Postcard: Celebrating a research and capacity building partnership in India

Prof Tom Solomon celebrates NIMHANS MoU

20 years ago, I started working with an amazing place, the National Institute of Mental Health and NeuroScience (NIMHANS), in Bengaluru, India. It is a cutting-edge university and hospital focused on the brain, serving an enormous population in this most fascinating of countries

My work began in 2002 when I collaborated with the neurovirologist Dr V Ravi to tackle the issue of Japanese encephalitis, an emerging infectious disease of the brain, that is spread from animals to humans by mosquitoes. With funding from Wellcome, Medical Research Council and the Gates Foundation, and collaboration with the Indian Government, WHO and many other partners, our research supported the development and roll-out of a major vaccination programme against the disease. It is with great pride that we can say our work has had a profound impact on global healthcare – saving more than since 200,000 lives.

Ravi and I became great friends over the years, and when I became Director of the University’s Institute of Infection and Global Health in 2010, and he became NIMHANS Registrar soon after, we decided to develop a wider partnership between Liverpool and NIMHANS, with two additional research themes. From 2014, Maternal and Child Mental Health has been led at Liverpool by Professor Helen Sharp and at NIMHANS by Professor Prabha Chandra.
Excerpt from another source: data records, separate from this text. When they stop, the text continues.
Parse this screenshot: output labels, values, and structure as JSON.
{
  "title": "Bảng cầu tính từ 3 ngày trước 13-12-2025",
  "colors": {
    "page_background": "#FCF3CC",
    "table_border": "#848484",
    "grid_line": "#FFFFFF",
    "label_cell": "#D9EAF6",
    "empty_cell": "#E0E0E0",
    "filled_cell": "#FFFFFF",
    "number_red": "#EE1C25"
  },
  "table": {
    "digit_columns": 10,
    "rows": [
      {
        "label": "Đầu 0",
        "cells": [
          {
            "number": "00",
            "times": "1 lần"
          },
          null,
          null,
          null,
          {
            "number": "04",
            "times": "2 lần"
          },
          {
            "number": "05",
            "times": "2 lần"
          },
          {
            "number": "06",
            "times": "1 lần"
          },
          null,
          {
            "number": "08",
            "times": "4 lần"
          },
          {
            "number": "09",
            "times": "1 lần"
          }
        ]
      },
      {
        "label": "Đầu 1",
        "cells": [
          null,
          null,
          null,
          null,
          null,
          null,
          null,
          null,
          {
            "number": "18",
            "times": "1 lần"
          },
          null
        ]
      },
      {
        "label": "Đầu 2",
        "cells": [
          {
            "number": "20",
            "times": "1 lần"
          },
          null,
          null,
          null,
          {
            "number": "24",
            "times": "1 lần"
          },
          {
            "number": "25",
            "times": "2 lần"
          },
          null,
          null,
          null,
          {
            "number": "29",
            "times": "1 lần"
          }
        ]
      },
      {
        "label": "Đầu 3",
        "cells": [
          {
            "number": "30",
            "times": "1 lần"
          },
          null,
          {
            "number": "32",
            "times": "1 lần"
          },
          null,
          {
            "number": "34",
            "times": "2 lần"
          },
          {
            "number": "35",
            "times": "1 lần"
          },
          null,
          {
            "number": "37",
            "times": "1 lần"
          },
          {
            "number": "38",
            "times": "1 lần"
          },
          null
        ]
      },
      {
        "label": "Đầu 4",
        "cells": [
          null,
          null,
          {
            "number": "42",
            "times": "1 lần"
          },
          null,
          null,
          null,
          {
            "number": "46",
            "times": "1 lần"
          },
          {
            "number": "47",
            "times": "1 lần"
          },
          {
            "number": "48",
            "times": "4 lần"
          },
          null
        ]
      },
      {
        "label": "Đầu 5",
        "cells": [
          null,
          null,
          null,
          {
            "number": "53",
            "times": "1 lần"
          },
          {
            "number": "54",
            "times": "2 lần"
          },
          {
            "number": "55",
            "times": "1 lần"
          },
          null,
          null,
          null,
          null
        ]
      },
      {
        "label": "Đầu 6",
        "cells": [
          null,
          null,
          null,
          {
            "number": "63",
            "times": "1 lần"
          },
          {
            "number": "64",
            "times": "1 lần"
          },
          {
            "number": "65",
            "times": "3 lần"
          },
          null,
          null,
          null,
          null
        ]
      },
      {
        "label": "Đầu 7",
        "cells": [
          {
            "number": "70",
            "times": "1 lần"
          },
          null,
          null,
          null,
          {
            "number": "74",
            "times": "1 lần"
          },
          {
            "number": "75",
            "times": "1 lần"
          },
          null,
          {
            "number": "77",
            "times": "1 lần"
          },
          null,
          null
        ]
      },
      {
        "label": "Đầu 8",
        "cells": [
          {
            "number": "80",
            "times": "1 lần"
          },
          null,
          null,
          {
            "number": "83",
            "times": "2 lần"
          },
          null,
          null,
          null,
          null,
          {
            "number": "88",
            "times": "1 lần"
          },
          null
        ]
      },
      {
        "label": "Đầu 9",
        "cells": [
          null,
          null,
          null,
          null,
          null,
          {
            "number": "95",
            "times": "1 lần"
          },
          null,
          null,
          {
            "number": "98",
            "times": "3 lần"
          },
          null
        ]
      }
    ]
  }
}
More recently our collaborative activity has extended to include a Neuro-imaging and Epilepsy Theme led by Professor Simon Keller at Liverpool, and Sanjib Sinha at NIMHANS. Our work on Brain Infections has also gone  from strength to strength, led now by Dr Lance Turtle at Liverpool and Dr Netravathi M at NIMHANS.

My pride as an Olympic Torch bearer in 2012 was matched only by Ravi’s pride as Rector carrying the NIMHANS ceremonial mace; and as he likes to point out, his was much bigger than mine.

From 2016 the partnership was underpinned by a dual PhD programme which allows students in Liverpool or Bengaluru to spend their first year in their home country, the middle two years overseas, and the final year back at home. This programme has now  benefited from a fabulous donation of £1.5million from the Pratiksha Trust –  made on behalf of its founder, Mr Kris Gopalakrishnan. The programme has clearly achieved lots in terms of research income, capacity building, cultural exchange, and impacts. However, Ravi and I always felt that the true success of such initiatives is that they succeed beyond those who founded them – we have seen too many fail beyond this critical juncture. However, with this funding secured for the next five years, this seems like the right moment to step back and allow new programme leads Helen Sharp and Anita Mahadevan to take the reins.

I was delighted (perhaps too delighted, see top photo) to see the new programme launched recently at NIMHANS by the Director, Pratima Murthy, along with University of Liverpool’s Vice-Chancellor, Prof Tim Jones, Pro-Vice-Chancellor for Research & Impact, Prof Anthony Hollander, and Mr Gopalakrishnan himself. Behind the scenes the University’s Neil Blake, Keith Huckle, along with David McVey and Matt Kayoka-IIunga, and their Indian counterparts worked tirelessly and brilliantly over the last three months, to ensure everything was ready in time for us to sign.

International programmes are never straightforward, but I have learnt it is well worth every bit of effort. My friendship with Ravi has seen us through many professional and personal highs and lows over the last 20 years and I don’t think we have changed a bit (see below) – do you?!